Cortez has been battling encroachment for 135 years, von Hahmann told the group, adding, “You can’t know where you’re going if you don’t know where you’ve been.”

Mary Fulford Green

Saying goodbye to my first best friend forever

Who is your first best friend? I just submitted the obituary for Jerry Guthrie Cross. She was my first best friend.  She is a first cousin – at one time I had 43 of them; I was the 15th and she was the 16th grandchild of William Thomas and Sallie Adams Fulford – the first family in Cortez.

I do not remember our crawling and taking first steps together at our grandparents house, but I do remember the years afterwards.

In Cortez, one of the best activities was swimming in Sarasota Bay – all day every day – or taking a boat over to a little island and out to the kitchen to pick up scallops. Our grandpa had his leg amputated in 1926 so he had a lot of time to spend with us. He roasted little black conch on the shore and cut out the meat for us to eat. He taught us how to round up fiddler crabs.

Once, Jerry and I decided to open up a bakery under the big net camp on the shore. We were selling mud cakes. Yes, Grandpa bought some with real money. We closed shop and were off to the grocery store to buy candy that we did not share with our siblings.

Along with Cousin Mabel Adams Hipp, we sat together in the Sunday morning Bible class taught by Floy Taylor Bell. Every Sunday we ate dinner together, alternating houses. On Saturdays, we waited for the ice cream man in his little truck. My dad treated all of us to the ice cream. All grieved when the man killed himself and his little dog.

When The War came, we sold war bonds and walked to Bradenton Beach to roll bandages for the Red Cross. Every day we waited at the post office for Mr. Ditmus with our letters from the over 66 men and women who served in WWII from little Cortez. We wrote to all of our cousins and to some special ones too.

I visited Jerry when her first child was born. She attended my wedding at the old Cortez church of Christ building. She’s the one who told me I was pretty – I never thought of myself as pretty… I thought she was. When our youngest sons were about six years old they visited the Greens in Tallahassee and these two cousins had fun together.

In 1936, when Grandma Sallie died, we two lined up with the other granddaughters to take the flowers from the hearse to the grave in the Palma Sola cemetery.
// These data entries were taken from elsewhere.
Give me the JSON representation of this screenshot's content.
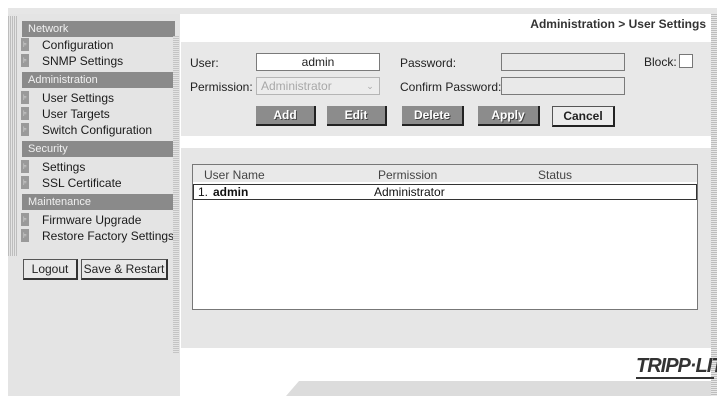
{
  "nav": {
    "sections": [
      {
        "header": "Network",
        "items": [
          "Configuration",
          "SNMP Settings"
        ]
      },
      {
        "header": "Administration",
        "items": [
          "User Settings",
          "User Targets",
          "Switch Configuration"
        ]
      },
      {
        "header": "Security",
        "items": [
          "Settings",
          "SSL Certificate"
        ]
      },
      {
        "header": "Maintenance",
        "items": [
          "Firmware Upgrade",
          "Restore Factory Settings"
        ]
      }
    ],
    "logout_label": "Logout",
    "save_restart_label": "Save & Restart"
  },
  "page_title": "Administration > User Settings",
  "form": {
    "user_label": "User:",
    "user_value": "admin",
    "password_label": "Password:",
    "password_value": "",
    "block_label": "Block:",
    "block_checked": false,
    "permission_label": "Permission:",
    "permission_value": "Administrator",
    "confirm_label": "Confirm Password:",
    "confirm_value": ""
  },
  "buttons": {
    "add": "Add",
    "edit": "Edit",
    "delete": "Delete",
    "apply": "Apply",
    "cancel": "Cancel"
  },
  "table": {
    "columns": [
      "User Name",
      "Permission",
      "Status"
    ],
    "rows": [
      {
        "index": "1.",
        "user": "admin",
        "permission": "Administrator",
        "status": ""
      }
    ]
  },
  "logo_text": "TRIPP·LITE"
}
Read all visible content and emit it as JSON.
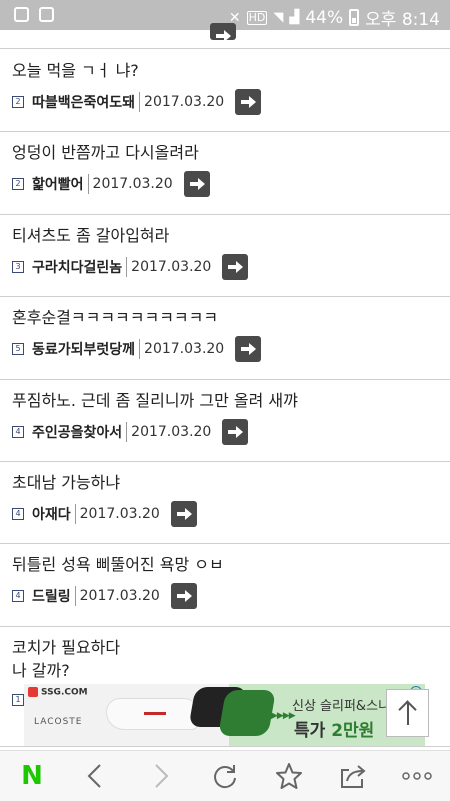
{
  "status_bar": {
    "battery_text": "44%",
    "time": "오후 8:14",
    "hd_label": "HD"
  },
  "posts": [
    {
      "title": "오늘 먹을 ㄱㅓ 냐?",
      "badge": "2",
      "author": "따블백은죽여도돼",
      "date": "2017.03.20"
    },
    {
      "title": "엉덩이 반쯤까고 다시올려라",
      "badge": "2",
      "author": "핥어빨어",
      "date": "2017.03.20"
    },
    {
      "title": "티셔츠도 좀 갈아입혀라",
      "badge": "3",
      "author": "구라치다걸린놈",
      "date": "2017.03.20"
    },
    {
      "title": "혼후순결ㅋㅋㅋㅋㅋㅋㅋㅋㅋㅋ",
      "badge": "5",
      "author": "동료가되부럿당께",
      "date": "2017.03.20"
    },
    {
      "title": "푸짐하노. 근데 좀 질리니까 그만 올려 새꺄",
      "badge": "4",
      "author": "주인공을찾아서",
      "date": "2017.03.20"
    },
    {
      "title": "초대남 가능하냐",
      "badge": "4",
      "author": "아재다",
      "date": "2017.03.20"
    },
    {
      "title": "뒤틀린 성욕 삐뚤어진 욕망 ㅇㅂ",
      "badge": "4",
      "author": "드릴링",
      "date": "2017.03.20"
    },
    {
      "title": "코치가 필요하다\n나 갈까?",
      "badge": "1",
      "author": "",
      "date": ""
    }
  ],
  "ad": {
    "ssg_label": "SSG.COM",
    "brand": "LACOSTE",
    "line1": "신상 슬리퍼&스니",
    "line2_prefix": "특가 ",
    "line2_highlight": "2만원",
    "info": "i",
    "arrows": "▶▶▶▶"
  },
  "toolbar": {
    "home_label": "N"
  },
  "colors": {
    "naver_green": "#1ec800",
    "status_bar": "#bdbdbd",
    "arrow_button": "#4a4a4a"
  }
}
We had watched our grandpa as he said goodbye to her. In 1939, we said goodbye to grandpa again at that cemetery. We would forever miss seeing him sitting in the first seat, second row, at the Cortez church of Christ services every Sunday.
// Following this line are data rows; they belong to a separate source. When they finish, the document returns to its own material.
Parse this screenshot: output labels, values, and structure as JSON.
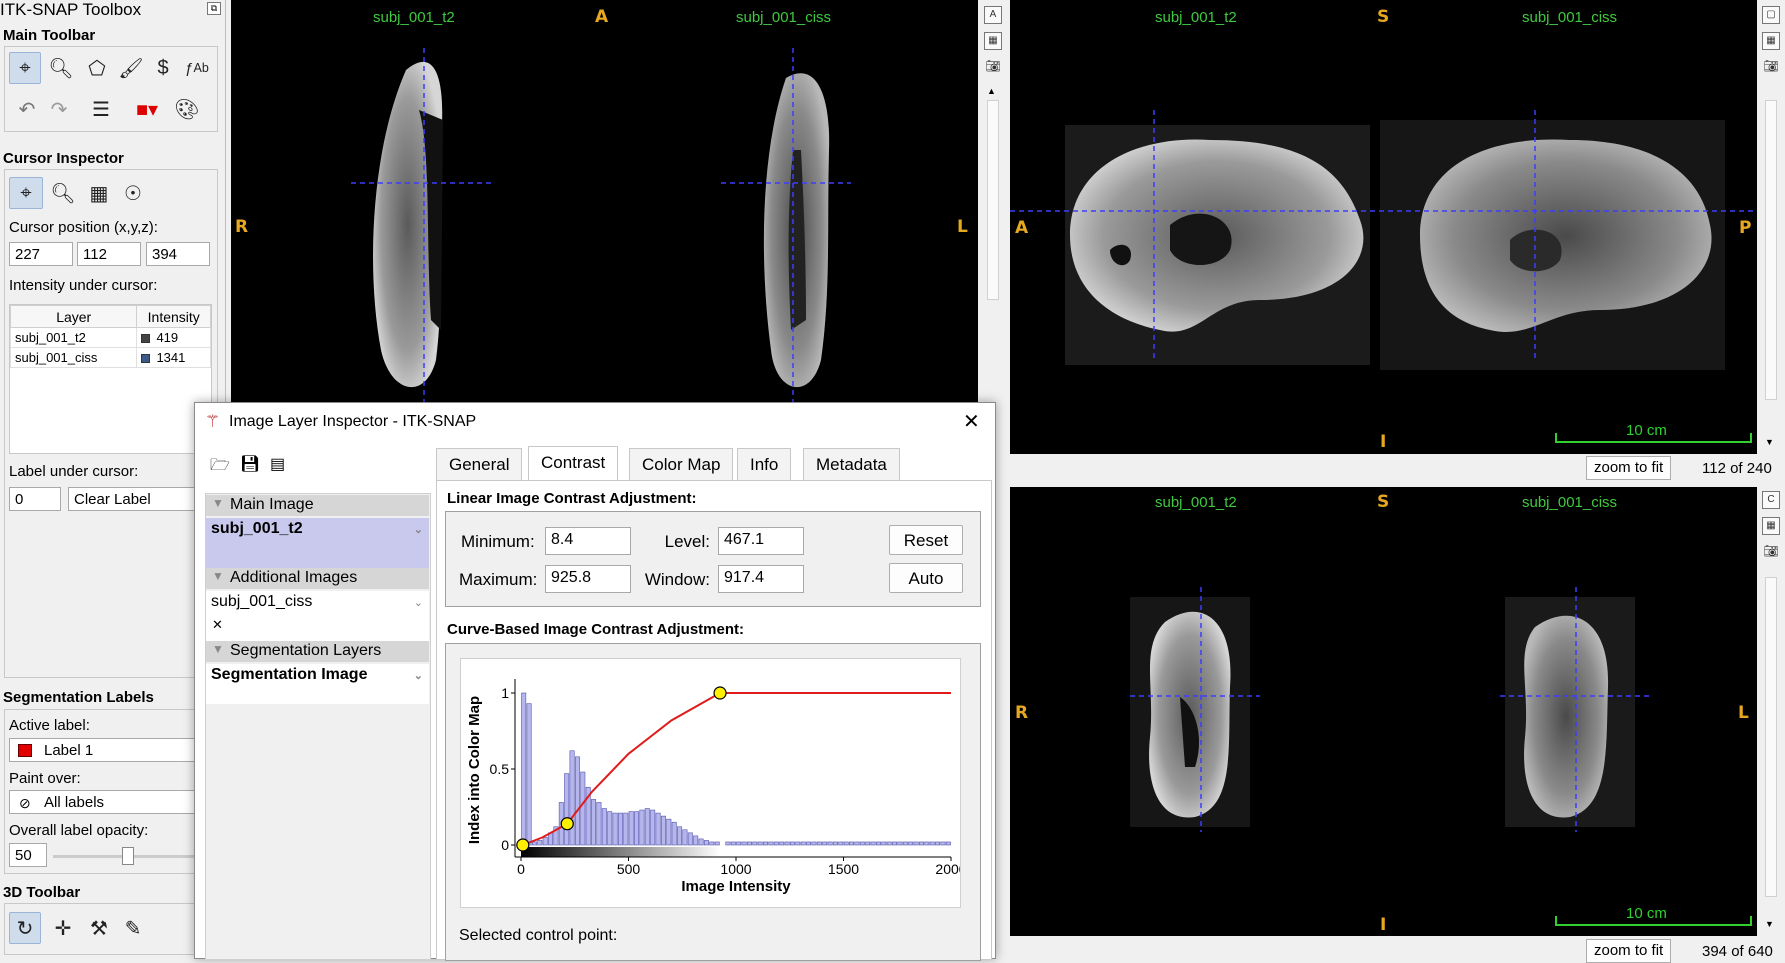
{
  "toolbox": {
    "title": "ITK-SNAP Toolbox",
    "main_toolbar_label": "Main Toolbar",
    "cursor_inspector_label": "Cursor Inspector",
    "cursor_position_label": "Cursor position (x,y,z):",
    "cursor_x": "227",
    "cursor_y": "112",
    "cursor_z": "394",
    "intensity_label": "Intensity under cursor:",
    "table_headers": [
      "Layer",
      "Intensity"
    ],
    "rows": [
      {
        "layer": "subj_001_t2",
        "intensity": "419",
        "color": "#444444"
      },
      {
        "layer": "subj_001_ciss",
        "intensity": "1341",
        "color": "#3b5a8a"
      }
    ],
    "label_under_cursor_label": "Label under cursor:",
    "label_value": "0",
    "label_name": "Clear Label",
    "segmentation_labels_label": "Segmentation Labels",
    "active_label_label": "Active label:",
    "active_label": "Label 1",
    "active_label_color": "#e10000",
    "paint_over_label": "Paint over:",
    "paint_over": "All labels",
    "opacity_label": "Overall label opacity:",
    "opacity_value": "50",
    "opacity_fraction": 0.5,
    "toolbar_3d_label": "3D Toolbar"
  },
  "views": {
    "top_left": {
      "title_a": "subj_001_t2",
      "title_b": "subj_001_ciss",
      "top": "A",
      "left": "R",
      "right": "L"
    },
    "top_right": {
      "title_a": "subj_001_t2",
      "title_b": "subj_001_ciss",
      "top": "S",
      "left": "A",
      "right": "P",
      "bottom": "I",
      "scale": "10 cm",
      "zoom": "zoom to fit",
      "slice": "112 of 240"
    },
    "bottom_right": {
      "title_a": "subj_001_t2",
      "title_b": "subj_001_ciss",
      "top": "S",
      "left": "R",
      "right": "L",
      "bottom": "I",
      "scale": "10 cm",
      "zoom": "zoom to fit",
      "slice": "394 of 640"
    }
  },
  "dialog": {
    "title": "Image Layer Inspector - ITK-SNAP",
    "close": "✕",
    "tabs": [
      "General",
      "Contrast",
      "Color Map",
      "Info",
      "Metadata"
    ],
    "selected_tab": "Contrast",
    "tree": {
      "main_header": "Main Image",
      "main_item": "subj_001_t2",
      "additional_header": "Additional Images",
      "additional_item": "subj_001_ciss",
      "seg_header": "Segmentation Layers",
      "seg_item": "Segmentation Image"
    },
    "linear": {
      "heading": "Linear Image Contrast Adjustment:",
      "minimum_label": "Minimum:",
      "minimum": "8.4",
      "maximum_label": "Maximum:",
      "maximum": "925.8",
      "level_label": "Level:",
      "level": "467.1",
      "window_label": "Window:",
      "window": "917.4",
      "reset": "Reset",
      "auto": "Auto"
    },
    "curve_heading": "Curve-Based Image Contrast Adjustment:",
    "selected_point_label": "Selected control point:"
  },
  "chart_data": {
    "type": "line",
    "xlabel": "Image Intensity",
    "ylabel": "Index into Color Map",
    "xlim": [
      0,
      2000
    ],
    "ylim": [
      0,
      1
    ],
    "x_ticks": [
      "0",
      "500",
      "1000",
      "1500",
      "2000"
    ],
    "y_ticks": [
      "0",
      "0.5",
      "1"
    ],
    "curve": {
      "x": [
        8.4,
        100,
        215,
        330,
        500,
        700,
        925.8,
        2000
      ],
      "y": [
        0,
        0.05,
        0.14,
        0.35,
        0.6,
        0.82,
        1,
        1
      ]
    },
    "control_points": {
      "x": [
        8.4,
        215,
        925.8
      ],
      "y": [
        0,
        0.14,
        1
      ]
    },
    "histogram": {
      "bin_starts": [
        0,
        25,
        50,
        75,
        100,
        125,
        150,
        175,
        200,
        225,
        250,
        275,
        300,
        325,
        350,
        375,
        400,
        425,
        450,
        475,
        500,
        525,
        550,
        575,
        600,
        625,
        650,
        675,
        700,
        725,
        750,
        775,
        800,
        825,
        850,
        875,
        900
      ],
      "values": [
        1,
        0.93,
        0.02,
        0.03,
        0.05,
        0.08,
        0.12,
        0.28,
        0.47,
        0.62,
        0.58,
        0.48,
        0.38,
        0.3,
        0.28,
        0.24,
        0.22,
        0.21,
        0.21,
        0.21,
        0.22,
        0.22,
        0.23,
        0.24,
        0.23,
        0.21,
        0.19,
        0.17,
        0.15,
        0.12,
        0.1,
        0.08,
        0.06,
        0.04,
        0.03,
        0.02,
        0.02
      ],
      "tail_value": 0.02
    },
    "line_color": "#e01b1b",
    "bar_color": "#b6b6ee",
    "point_color": "#ffef00"
  }
}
In 1977 a voice on my telephone said, “Mary. Mama is dying.” I was so shocked I didn’t recognize her voice. I thought it might be my sister calling me. It was not my sister but my first best friend. I rushed to the hospital and sat with her and her sweet mother until death came. That was the first such experience for us.
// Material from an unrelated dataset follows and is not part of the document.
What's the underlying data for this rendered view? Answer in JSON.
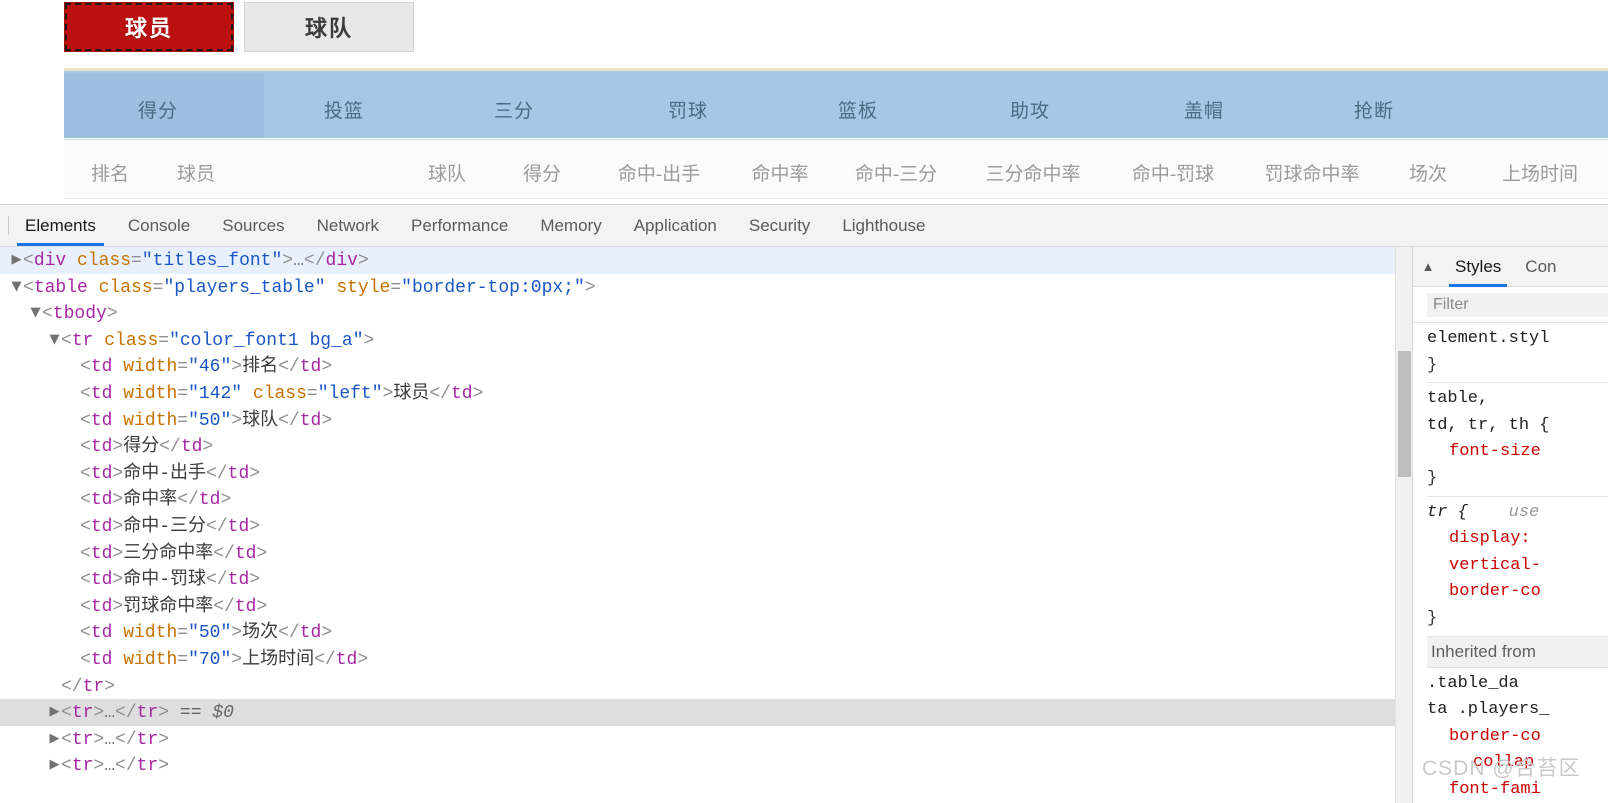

Jerry’s severe asthma led her to move to Arizona. She remembered birthdays to all of us via e-mail. Talking had to be with her special telephone. Jerry loved Cortez and wished that she could live here. She loved all of us. She left this world a week after my 90th birthday and three months before hers.

If I could ask, she would reply that yes she remembers the songs we sang, including that one saying we shall meet on that shore in the sweet by and by. There is a saying. “Make new friends but keep the old; one is silver and the other gold.” I couldn’t have but one best friend forever. Thanks, Jerry, for being mine.

– Dr. Mary Fulford Green

Jeraldine ‘Jerry’ Guthrie Cross

Jeraldine “Jerry” Guthrie Cross, 89, native of Cortez and longtime resident of Tombstone, Ariz., died Tuesday, July 7, 2015.

She was preceded in death by husbands, Robert Shiver and Robert Cross; sister, Barbara Holmes; and brothers, Maurice Guthrie and Ralph Scalzo.

Jerry was born Oct. 6, 1925 to J.O. and Grace Fulford Guthrie, the granddaughter of William T. and Sallie Adams Fulford.

A loving mother, grandmother and aunt, she will be deeply missed, especially by her dog, Mimi.

She is survived by sons Paul and Robert Shiver of Efizida, Ariz.; daughter Verna Maldordo of Roswell, N.M.; brother, J.O. “Junie” Guthrie (Betty) of Cortez; grandchildren, nieces, and nephews.

Private services were held Aug. 7 in Arizona.